The easy accessibility of skin makes it an excellent target for gene transfer protocols. Cutaneous diseases can be treated directly. In addition, the skin is a suitable target for delivering proteins directly to the circulation for systemic therapy. To be able to fully take advantage of skin as a target for gene transfer, it is important to establish an efficient and reproducible delivery system. Electroporation as a tool for the delivery of plasmid DNA is a strong candidate to meet these delivery criteria. Previously, we demonstrated that electroporation could be used to deliver plasmid DNA to the skin and confirm that localized delivery can also result in increased serum levels of a specific protein. In addition, it was shown that several factors needed to be considered when developing an electroporation delivery protocol including electrode configuration, pulse width, field strength and DNA concentration. More recently, we have been determining optimal delivery conditions using a plasmid encoding luciferase (pLUC).

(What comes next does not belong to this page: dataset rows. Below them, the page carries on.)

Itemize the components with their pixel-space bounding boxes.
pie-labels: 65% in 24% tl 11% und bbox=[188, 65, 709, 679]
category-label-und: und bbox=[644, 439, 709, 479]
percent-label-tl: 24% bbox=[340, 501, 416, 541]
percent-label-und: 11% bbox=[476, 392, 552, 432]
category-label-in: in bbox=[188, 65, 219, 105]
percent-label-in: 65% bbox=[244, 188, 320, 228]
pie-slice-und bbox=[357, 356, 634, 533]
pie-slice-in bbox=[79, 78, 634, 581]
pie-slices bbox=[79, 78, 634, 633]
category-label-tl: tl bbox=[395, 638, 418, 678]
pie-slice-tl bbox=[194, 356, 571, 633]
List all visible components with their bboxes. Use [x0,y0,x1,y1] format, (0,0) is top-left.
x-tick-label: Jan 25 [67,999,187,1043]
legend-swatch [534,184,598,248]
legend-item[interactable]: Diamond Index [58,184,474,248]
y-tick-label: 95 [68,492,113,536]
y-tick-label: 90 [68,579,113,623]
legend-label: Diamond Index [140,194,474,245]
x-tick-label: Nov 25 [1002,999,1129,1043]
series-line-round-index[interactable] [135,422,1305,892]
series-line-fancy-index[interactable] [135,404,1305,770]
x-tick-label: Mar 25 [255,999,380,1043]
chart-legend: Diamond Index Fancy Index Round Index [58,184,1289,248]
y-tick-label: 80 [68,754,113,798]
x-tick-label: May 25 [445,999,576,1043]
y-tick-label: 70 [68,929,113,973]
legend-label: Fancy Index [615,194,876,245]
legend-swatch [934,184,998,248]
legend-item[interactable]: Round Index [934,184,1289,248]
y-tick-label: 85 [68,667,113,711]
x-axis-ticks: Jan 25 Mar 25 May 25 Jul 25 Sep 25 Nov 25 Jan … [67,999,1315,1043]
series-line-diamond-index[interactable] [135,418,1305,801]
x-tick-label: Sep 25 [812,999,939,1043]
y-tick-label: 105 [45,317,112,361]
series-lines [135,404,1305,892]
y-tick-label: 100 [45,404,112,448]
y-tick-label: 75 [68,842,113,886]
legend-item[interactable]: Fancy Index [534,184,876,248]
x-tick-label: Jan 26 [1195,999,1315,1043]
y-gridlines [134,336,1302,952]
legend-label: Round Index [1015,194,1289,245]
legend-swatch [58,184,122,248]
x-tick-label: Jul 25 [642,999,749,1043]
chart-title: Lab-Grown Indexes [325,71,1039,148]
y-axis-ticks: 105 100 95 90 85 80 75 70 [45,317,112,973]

Various EP parameters for delivery to murine skin were examined and included over 50 different combinations. Most of the conditions showed an increase of expression over injection alone. There were 5 combinations that showed the largest increase when compared to injection alone. With respect to plasmid DNA concentration, the highest reproducible expression was seen with 2 μg/μl. Using a plasmid encoding for green fluorescent protein, an efficiency of > 30% was obtained. The effect of multiple applications was also examined. The procedure was evaluated by using the “optimal” electroporation conditions with pLUC at either 2 or 10 days apart. Peak expression could be maintained at a later time point than with a single treatment but the overall length of expression was not extended. This protocol was also repeated using a secreted protein as a marker as well. The results presented here demonstrate that electroporation can be used to augment the efficiency of direct injection of plasmid DNA to skin.